O impacto estimado pela economista corresponde, em média, a 529 crimes a menos por município a cada ano. O efeito se estende a delitos contra o patrimônio, incluindo aqueles cometidos com violência. A queda persiste por até cinco anos após a chegada da plataforma às regiões analisadas.
Antes da entrada do serviço, bairros mais pobres acumulavam cerca de 50% mais crimes per capita que as áreas mais ricas das mesmas cidades. A ampliação do trabalho por aplicativo, segundo o estudo, contribui para reduzir essa disparidade ao oferecer renda a um público formado majoritariamente por homens jovens de baixa escolaridade — o grupo mais associado a crimes de oportunidade, como furtos e roubos.
O debate ocorre no momento em que Câmara Municipal e Prefeitura de São Paulo discutem regras para o serviço de mototáxi na capital. O prefeito Ricardo Nunes (MDB) defende que a liberação pode elevar o número de mortes no trânsito, argumento que vem alimentando uma disputa jurídica prolongada.
A pesquisa, que integra a tese de doutorado de Frankenthal, deve ser submetida a periódicos acadêmicos nos próximos meses. No MIT, a economista tem concentrado seus estudos em temas ligados ao Brasil, especialmente na área de segurança pública e análise estatística.
Ela ressalta, no entanto, que os dados levantados não permitem concluir em detalhe como criminosos disfarçados de entregadores podem influenciar o aumento de delitos, fenômeno mais recorrente em grandes centros, como a capital paulista.
Para Luiz Guilherme Scorzafave, pesquisador do Fórum Brasileiro de Segurança Pública e do Lepes (Laboratório de Estudos e Pesquisas em Economia Social da FEA-RP/USP), o trabalho de Frankenthal se destaca pela robustez metodológica. “É muito interessante o fato de a pesquisa ter conseguido, a partir das informações da plataforma e da ocorrência de crimes, determinar também os horários e regiões onde a criminalidade caiu. É uma pesquisa ‘top’”, afirma.
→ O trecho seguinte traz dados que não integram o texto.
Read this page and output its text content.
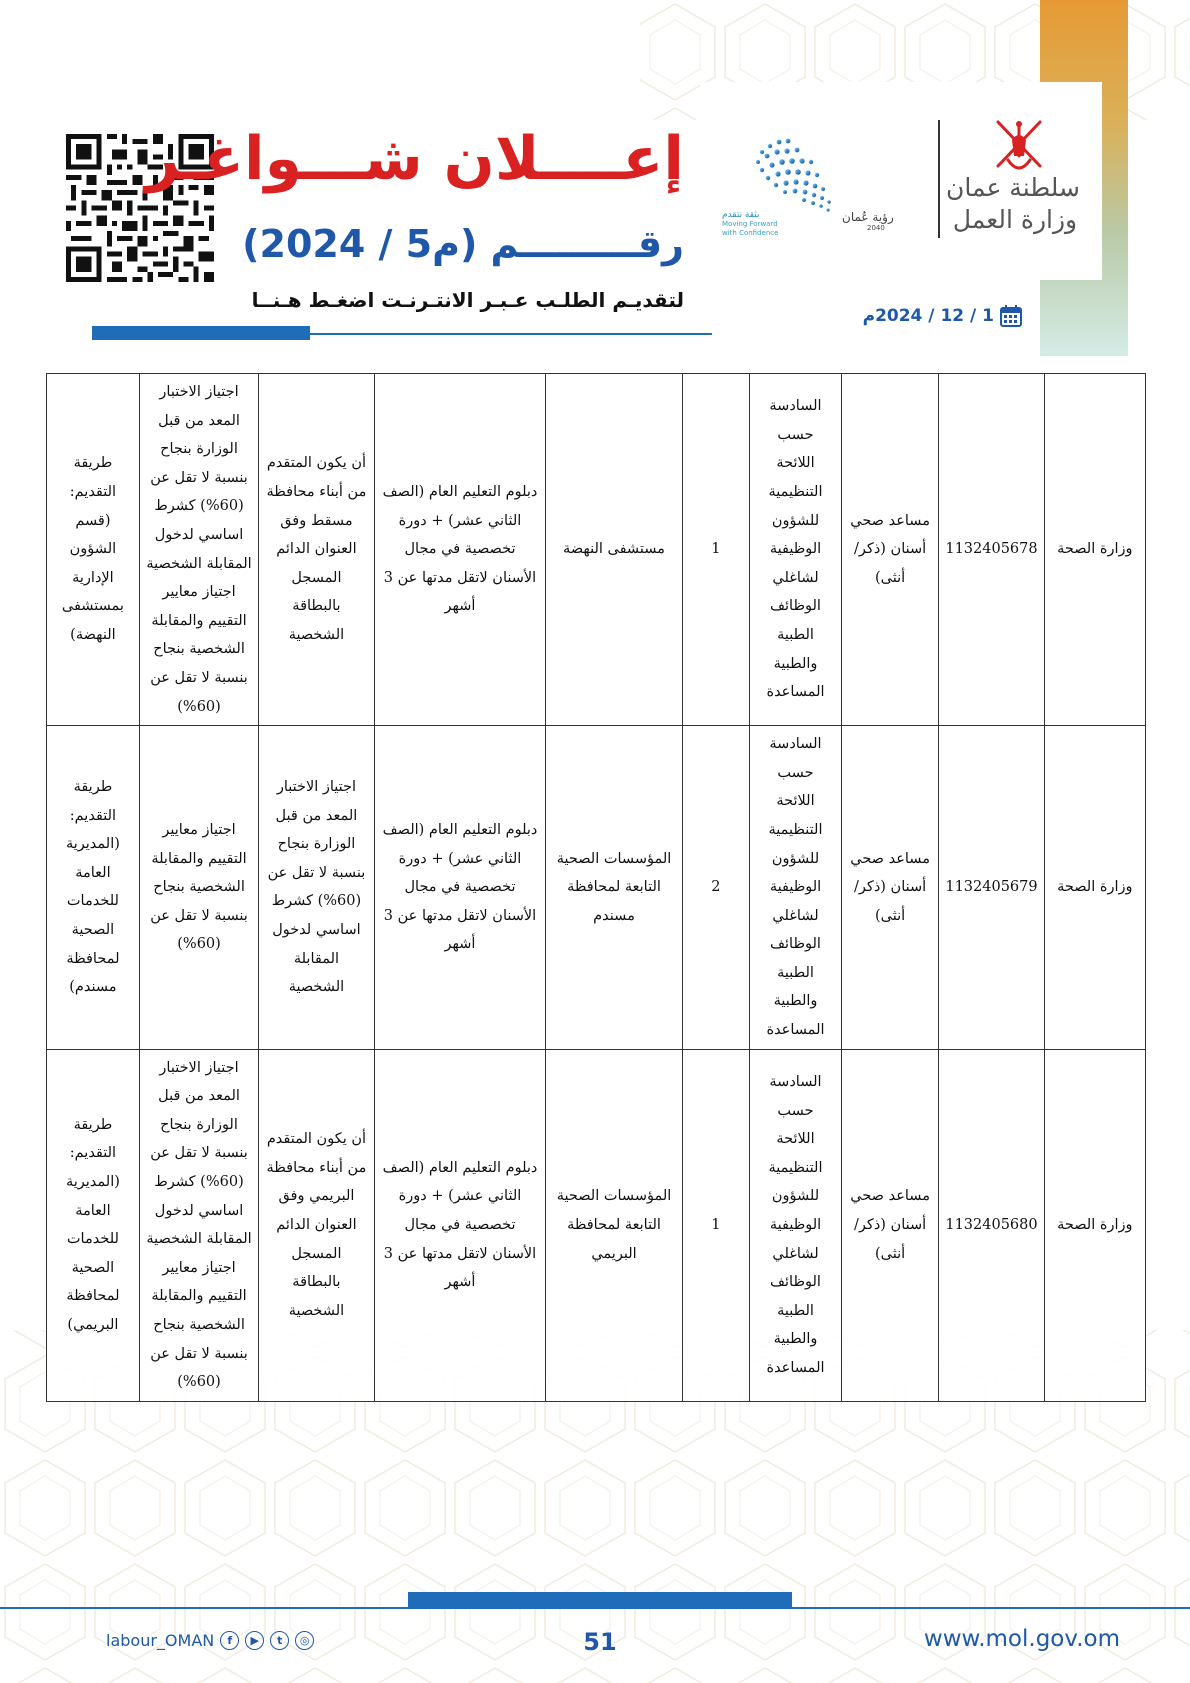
إعــــلان شـــواغـر
رقـــــــــم (م5 / 2024)
لتقديـم الطلـب عـبـر الانتـرنـت اضغـط هـنــا
1 / 12 / 2024م
رؤية عُمان
2040
بثقة نتقدم
Moving Forward
with Confidence
سلطنة عمان
وزارة العمل
وزارة الصحة	1132405678	مساعد صحي أسنان (ذكر/ أنثى)	السادسة حسب اللائحة التنظيمية للشؤون الوظيفية لشاغلي الوظائف الطبية والطبية المساعدة	1	مستشفى النهضة	دبلوم التعليم العام (الصف الثاني عشر) + دورة تخصصية في مجال الأسنان لاتقل مدتها عن 3 أشهر	أن يكون المتقدم من أبناء محافظة مسقط وفق العنوان الدائم المسجل بالبطاقة الشخصية	اجتياز الاختبار المعد من قبل الوزارة بنجاح بنسبة لا تقل عن (60%) كشرط اساسي لدخول المقابلة الشخصية اجتياز معايير التقييم والمقابلة الشخصية بنجاح بنسبة لا تقل عن (60%)	طريقة التقديم: (قسم الشؤون الإدارية بمستشفى النهضة)
وزارة الصحة	1132405679	مساعد صحي أسنان (ذكر/ أنثى)	السادسة حسب اللائحة التنظيمية للشؤون الوظيفية لشاغلي الوظائف الطبية والطبية المساعدة	2	المؤسسات الصحية التابعة لمحافظة مسندم	دبلوم التعليم العام (الصف الثاني عشر) + دورة تخصصية في مجال الأسنان لاتقل مدتها عن 3 أشهر	اجتياز الاختبار المعد من قبل الوزارة بنجاح بنسبة لا تقل عن (60%) كشرط اساسي لدخول المقابلة الشخصية	اجتياز معايير التقييم والمقابلة الشخصية بنجاح بنسبة لا تقل عن (60%)	طريقة التقديم: (المديرية العامة للخدمات الصحية لمحافظة مسندم)
وزارة الصحة	1132405680	مساعد صحي أسنان (ذكر/ أنثى)	السادسة حسب اللائحة التنظيمية للشؤون الوظيفية لشاغلي الوظائف الطبية والطبية المساعدة	1	المؤسسات الصحية التابعة لمحافظة البريمي	دبلوم التعليم العام (الصف الثاني عشر) + دورة تخصصية في مجال الأسنان لاتقل مدتها عن 3 أشهر	أن يكون المتقدم من أبناء محافظة البريمي وفق العنوان الدائم المسجل بالبطاقة الشخصية	اجتياز الاختبار المعد من قبل الوزارة بنجاح بنسبة لا تقل عن (60%) كشرط اساسي لدخول المقابلة الشخصية اجتياز معايير التقييم والمقابلة الشخصية بنجاح بنسبة لا تقل عن (60%)	طريقة التقديم: (المديرية العامة للخدمات الصحية لمحافظة البريمي)
labour_OMAN	f	▶	t	◎	51	www.mol.gov.om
O estudo também dialoga com levantamentos sobre remuneração de trabalhadores de aplicativos. Em análise realizada pelo economista Nelson Marconi, da Eaesp-FGV, profissionais enquadrados como Microempreendedores Individuais (MEI) ou conta própria com CNPJ na área de transporte receberam, em média, mais do que empregados com carteira assinada em 2024. Segundo os dados do IBGE utilizados na comparação, enquanto os trabalhadores formais do setor tinham rendimento de 0,88 (em escala em que a média é 1), os autônomos com CNPJ alcançavam 1,22.